Lease-to-Own Lure: Alleged Real Estate Scam Preyed on Absentee Owners

Updated

Riding up to homes for sale on her bicycle, Pamela Winegardner allegedly would chat with listing agents about her new business ventures, her career as a six-figure human resources consultant, her dying grandmother, her boyfriend's injured daughter, and her need to move quickly out of her current rental because the owners have new people moving in soon.

She'd like to buy this home, she reportedly said, but she first needed to lease it for a couple of months while she waited for some financial matters from a business deal to settle.
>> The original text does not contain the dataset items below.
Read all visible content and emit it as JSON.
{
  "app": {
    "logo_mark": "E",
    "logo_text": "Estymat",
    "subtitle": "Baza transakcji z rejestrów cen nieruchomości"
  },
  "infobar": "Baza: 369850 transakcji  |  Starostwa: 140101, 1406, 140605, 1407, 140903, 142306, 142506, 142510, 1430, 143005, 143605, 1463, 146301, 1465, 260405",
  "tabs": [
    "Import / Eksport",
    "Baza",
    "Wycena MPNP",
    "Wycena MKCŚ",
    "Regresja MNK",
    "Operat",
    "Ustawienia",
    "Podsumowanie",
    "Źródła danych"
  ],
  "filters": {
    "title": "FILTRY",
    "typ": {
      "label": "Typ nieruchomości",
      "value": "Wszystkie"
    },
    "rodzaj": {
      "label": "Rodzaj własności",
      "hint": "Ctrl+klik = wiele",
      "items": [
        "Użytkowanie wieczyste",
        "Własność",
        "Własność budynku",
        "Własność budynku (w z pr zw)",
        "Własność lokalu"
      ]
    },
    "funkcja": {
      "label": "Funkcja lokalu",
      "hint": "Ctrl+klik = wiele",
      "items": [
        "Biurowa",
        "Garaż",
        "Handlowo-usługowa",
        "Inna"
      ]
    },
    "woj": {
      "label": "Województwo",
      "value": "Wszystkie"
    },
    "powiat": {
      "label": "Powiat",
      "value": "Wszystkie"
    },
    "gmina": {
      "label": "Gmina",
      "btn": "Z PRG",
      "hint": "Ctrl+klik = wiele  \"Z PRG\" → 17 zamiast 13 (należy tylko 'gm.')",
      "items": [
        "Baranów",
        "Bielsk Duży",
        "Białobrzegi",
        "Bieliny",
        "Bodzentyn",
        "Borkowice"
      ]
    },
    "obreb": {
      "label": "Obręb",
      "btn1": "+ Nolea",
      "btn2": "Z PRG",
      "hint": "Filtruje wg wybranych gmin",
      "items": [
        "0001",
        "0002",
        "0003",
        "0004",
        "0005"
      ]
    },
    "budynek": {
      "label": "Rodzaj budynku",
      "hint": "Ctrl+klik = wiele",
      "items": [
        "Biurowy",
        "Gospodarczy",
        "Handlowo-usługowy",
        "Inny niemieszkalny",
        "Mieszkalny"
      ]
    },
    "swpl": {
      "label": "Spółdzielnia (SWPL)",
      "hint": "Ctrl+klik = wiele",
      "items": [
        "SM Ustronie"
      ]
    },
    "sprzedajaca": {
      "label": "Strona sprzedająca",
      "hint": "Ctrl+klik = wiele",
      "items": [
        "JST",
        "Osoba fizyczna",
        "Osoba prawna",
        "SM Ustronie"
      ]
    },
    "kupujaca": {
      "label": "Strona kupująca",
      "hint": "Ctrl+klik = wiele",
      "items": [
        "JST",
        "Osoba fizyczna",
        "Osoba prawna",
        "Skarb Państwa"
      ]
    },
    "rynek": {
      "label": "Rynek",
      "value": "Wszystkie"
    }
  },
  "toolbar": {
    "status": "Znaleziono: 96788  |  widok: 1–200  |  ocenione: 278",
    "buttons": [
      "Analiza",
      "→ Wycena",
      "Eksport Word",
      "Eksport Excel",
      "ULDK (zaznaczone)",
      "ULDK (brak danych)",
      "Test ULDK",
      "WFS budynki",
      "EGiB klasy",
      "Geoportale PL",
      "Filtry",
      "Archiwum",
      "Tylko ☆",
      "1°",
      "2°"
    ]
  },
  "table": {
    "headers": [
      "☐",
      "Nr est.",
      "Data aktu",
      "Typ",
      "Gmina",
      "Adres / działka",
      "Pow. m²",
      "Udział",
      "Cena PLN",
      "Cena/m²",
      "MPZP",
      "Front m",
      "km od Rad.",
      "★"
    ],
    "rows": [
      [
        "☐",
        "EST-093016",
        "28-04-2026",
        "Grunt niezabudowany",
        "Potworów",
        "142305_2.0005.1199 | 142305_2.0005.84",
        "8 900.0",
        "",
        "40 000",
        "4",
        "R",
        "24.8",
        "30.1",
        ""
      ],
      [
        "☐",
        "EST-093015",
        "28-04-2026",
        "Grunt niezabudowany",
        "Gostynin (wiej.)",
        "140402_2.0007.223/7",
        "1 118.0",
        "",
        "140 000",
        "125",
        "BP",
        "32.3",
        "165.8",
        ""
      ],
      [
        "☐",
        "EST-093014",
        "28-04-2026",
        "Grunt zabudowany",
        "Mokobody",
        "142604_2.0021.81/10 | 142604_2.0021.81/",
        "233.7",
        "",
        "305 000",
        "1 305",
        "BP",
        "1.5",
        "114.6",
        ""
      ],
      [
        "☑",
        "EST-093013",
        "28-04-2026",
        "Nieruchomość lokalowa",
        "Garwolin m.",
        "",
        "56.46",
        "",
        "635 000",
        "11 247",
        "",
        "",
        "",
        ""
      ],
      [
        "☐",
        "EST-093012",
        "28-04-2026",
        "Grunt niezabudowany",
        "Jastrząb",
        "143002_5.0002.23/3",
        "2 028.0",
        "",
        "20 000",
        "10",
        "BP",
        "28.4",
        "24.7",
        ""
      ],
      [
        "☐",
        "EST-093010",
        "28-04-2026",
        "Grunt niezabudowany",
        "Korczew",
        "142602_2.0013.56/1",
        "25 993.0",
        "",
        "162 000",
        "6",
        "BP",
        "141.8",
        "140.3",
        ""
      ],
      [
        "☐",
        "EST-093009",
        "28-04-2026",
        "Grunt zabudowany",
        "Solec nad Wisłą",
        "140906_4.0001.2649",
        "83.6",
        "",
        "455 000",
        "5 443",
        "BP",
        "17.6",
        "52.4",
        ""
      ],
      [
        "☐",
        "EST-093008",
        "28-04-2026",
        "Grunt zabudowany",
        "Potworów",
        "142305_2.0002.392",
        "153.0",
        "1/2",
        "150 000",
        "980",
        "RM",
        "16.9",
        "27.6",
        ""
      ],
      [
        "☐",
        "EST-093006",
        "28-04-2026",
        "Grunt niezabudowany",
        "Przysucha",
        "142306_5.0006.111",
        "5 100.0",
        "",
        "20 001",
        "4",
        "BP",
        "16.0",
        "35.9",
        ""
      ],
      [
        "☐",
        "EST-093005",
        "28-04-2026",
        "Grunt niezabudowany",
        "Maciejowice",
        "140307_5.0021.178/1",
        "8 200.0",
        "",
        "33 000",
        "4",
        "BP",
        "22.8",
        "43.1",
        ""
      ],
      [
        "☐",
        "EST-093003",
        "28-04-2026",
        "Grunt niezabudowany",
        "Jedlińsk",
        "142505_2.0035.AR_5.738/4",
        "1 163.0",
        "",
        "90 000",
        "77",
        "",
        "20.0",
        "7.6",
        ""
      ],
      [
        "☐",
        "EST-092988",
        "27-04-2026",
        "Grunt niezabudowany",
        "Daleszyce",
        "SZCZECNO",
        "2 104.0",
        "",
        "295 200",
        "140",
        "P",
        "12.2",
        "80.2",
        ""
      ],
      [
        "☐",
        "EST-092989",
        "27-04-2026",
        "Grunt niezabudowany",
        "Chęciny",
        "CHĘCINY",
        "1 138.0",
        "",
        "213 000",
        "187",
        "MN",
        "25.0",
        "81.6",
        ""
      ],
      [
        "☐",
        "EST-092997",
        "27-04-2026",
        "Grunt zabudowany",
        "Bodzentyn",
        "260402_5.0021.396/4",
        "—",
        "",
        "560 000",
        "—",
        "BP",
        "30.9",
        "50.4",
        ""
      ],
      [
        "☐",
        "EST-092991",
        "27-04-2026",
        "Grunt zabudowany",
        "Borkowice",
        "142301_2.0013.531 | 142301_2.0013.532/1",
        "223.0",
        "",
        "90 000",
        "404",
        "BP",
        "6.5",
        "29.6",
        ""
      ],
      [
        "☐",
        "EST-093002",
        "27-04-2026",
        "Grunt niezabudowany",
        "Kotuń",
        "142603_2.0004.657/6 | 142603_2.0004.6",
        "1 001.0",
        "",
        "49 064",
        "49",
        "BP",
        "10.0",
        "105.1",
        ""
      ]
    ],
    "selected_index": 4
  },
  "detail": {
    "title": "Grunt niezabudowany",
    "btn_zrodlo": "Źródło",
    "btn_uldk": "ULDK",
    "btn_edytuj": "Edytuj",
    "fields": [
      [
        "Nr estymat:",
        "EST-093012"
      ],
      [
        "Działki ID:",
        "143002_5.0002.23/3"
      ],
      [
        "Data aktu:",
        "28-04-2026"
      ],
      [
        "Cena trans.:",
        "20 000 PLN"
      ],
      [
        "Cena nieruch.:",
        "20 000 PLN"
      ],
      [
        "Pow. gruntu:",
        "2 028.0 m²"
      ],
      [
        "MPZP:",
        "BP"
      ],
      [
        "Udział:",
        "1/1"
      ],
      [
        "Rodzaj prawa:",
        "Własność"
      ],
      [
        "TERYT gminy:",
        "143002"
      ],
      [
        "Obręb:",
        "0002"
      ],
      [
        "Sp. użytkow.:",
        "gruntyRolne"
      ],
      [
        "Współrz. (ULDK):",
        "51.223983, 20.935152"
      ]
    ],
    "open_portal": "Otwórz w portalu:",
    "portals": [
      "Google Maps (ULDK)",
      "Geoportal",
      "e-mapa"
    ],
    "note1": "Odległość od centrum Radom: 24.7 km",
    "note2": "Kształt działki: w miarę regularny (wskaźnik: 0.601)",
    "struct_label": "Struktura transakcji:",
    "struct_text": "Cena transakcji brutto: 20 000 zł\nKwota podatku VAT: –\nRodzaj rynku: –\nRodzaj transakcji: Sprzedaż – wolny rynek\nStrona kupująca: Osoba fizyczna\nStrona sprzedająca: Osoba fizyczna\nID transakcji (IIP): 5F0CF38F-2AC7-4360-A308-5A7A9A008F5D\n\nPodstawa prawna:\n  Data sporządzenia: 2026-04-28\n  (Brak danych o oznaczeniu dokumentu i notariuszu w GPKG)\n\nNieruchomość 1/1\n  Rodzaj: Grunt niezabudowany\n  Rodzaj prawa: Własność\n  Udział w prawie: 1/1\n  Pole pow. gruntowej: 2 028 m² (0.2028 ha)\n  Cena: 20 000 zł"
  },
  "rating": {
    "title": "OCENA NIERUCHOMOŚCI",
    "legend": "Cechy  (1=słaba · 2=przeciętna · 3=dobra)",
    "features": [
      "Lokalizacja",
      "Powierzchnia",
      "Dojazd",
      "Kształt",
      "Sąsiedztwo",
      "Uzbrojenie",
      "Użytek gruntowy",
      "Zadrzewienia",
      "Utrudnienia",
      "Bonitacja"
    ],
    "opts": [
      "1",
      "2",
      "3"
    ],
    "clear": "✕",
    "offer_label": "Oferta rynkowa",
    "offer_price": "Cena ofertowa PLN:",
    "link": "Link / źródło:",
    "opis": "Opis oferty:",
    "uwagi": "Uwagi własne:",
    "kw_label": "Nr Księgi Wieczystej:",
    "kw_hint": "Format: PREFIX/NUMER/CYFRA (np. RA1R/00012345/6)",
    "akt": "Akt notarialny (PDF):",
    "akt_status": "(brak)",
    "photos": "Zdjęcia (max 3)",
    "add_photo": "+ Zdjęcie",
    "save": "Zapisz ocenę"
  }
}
She came across as poised, friendly, and likable, but Winegardner held a secret, real estate agents and authorities say: She is a scam artist.

According to real estate agents and landlords who count themselves as her victims: Winegardner posed over and over again as a prospective homebuyer interested in a lease-to-own option; she never bothered to change her name, only her voice, as she scammed her way into nearly two dozen known Ohio homes -- until their owners caught on and evicted her.

With 15 total evictions under her belt in the last four years and at least 21 overall, reports the Columbus Dispatch, the alleged check-forger finally landed a new home in jail, awaiting trial, thanks to some shrewd real estate agents, a concerned neighbor and a police detective investigating bank fraud.